Polícia Federal investiga indícios de envolvimento de políticos no caso Master
Investigações da Polícia Federal revelam possíveis ligações de políticos com fraudes do Banco Master.
As investigações da Polícia Federal sobre o Banco Master avançaram, trazendo à tona indícios que sugerem o envolvimento de políticos com foro especial. As apurações relacionadas a essas autoridades serão conduzidas no Supremo Tribunal Federal (STF).

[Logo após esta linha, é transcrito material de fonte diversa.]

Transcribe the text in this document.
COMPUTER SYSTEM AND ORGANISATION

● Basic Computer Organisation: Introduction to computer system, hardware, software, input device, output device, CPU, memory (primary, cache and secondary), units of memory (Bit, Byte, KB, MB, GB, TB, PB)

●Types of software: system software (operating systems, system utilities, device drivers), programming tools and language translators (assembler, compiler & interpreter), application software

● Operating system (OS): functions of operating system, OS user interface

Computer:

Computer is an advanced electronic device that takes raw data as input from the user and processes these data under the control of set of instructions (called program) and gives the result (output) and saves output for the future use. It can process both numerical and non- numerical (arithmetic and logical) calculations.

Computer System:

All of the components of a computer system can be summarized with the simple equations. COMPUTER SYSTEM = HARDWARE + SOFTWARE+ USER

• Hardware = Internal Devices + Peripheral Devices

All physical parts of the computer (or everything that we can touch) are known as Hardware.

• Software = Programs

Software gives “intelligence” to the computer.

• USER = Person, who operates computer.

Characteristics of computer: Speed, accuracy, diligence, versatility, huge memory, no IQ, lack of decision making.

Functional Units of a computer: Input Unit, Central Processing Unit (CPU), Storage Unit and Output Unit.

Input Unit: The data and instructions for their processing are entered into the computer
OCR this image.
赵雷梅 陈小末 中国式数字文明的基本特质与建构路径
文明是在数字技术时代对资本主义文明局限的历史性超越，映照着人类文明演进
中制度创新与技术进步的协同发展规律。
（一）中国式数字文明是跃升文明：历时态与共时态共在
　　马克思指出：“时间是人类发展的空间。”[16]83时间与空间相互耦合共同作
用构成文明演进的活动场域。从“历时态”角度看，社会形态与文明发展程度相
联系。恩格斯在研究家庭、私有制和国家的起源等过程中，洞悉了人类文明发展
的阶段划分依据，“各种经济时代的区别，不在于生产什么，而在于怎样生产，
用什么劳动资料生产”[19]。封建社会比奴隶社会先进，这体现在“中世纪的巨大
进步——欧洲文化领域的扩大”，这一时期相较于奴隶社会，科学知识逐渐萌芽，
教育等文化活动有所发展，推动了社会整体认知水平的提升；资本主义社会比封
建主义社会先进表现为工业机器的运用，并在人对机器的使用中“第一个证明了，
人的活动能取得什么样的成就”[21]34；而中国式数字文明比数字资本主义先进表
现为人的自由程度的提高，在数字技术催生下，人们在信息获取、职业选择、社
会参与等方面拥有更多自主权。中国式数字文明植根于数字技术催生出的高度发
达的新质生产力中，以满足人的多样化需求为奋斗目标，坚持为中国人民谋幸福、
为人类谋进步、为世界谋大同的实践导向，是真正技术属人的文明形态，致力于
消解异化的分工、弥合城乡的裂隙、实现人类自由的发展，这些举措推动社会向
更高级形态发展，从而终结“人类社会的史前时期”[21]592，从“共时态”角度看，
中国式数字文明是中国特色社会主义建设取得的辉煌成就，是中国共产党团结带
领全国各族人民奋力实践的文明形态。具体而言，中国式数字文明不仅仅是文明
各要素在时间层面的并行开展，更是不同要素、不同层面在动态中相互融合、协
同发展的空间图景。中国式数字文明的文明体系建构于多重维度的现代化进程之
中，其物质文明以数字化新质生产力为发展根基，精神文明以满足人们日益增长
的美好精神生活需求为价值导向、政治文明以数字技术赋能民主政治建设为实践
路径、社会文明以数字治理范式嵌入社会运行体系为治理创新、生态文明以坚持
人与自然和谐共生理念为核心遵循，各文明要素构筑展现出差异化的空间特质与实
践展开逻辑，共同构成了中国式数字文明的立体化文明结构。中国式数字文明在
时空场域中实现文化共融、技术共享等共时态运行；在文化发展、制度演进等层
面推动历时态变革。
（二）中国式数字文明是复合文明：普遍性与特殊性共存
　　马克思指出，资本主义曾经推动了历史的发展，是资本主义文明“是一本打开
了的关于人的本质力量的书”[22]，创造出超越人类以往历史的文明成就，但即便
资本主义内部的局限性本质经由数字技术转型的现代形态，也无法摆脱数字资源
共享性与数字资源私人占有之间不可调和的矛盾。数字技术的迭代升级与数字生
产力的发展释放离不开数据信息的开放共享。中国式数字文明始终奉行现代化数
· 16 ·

Na primeira fase da operação Compliance Zero, que teve como foco o ex-banqueiro Daniel Vorcaro, foram coletadas provas que mencionam lideranças partidárias e altas autoridades. Investigadores afirmam que foram encontrados vários indícios que fazem alusão a essas figuras proeminentes.
Durante a prisão de Vorcaro, a PF quebrou sigilos, apreendeu documentos e acessou seu telefone celular, o que resultou em novas descobertas.
Os indícios relacionados aos políticos, segundo os investigadores, não estão diretamente ligados ao inquérito sobre a fabricação de carteiras fraudulentas de crédito consignado pelo Banco Master, nem à negociação de venda para o Banco de Brasília (BRB).
As fraudes identificadas foram fundamentais para que a Justiça Federal em Brasília autorizasse a primeira fase da operação da PF, em 18 de novembro do ano passado, data em que o Banco Master foi liquidado.
Vorcaro se destacou em Brasília por ter construído uma extensa rede de aliados políticos e por promover encontros em uma mansão na capital, o que gerou preocupações entre autoridades após o início das investigações.
A amplitude das conexões do banqueiro é vista como comparável à operação Lava Jato, que causou grandes impactos em diversos partidos políticos e gerou tentativas de obstruir as investigações.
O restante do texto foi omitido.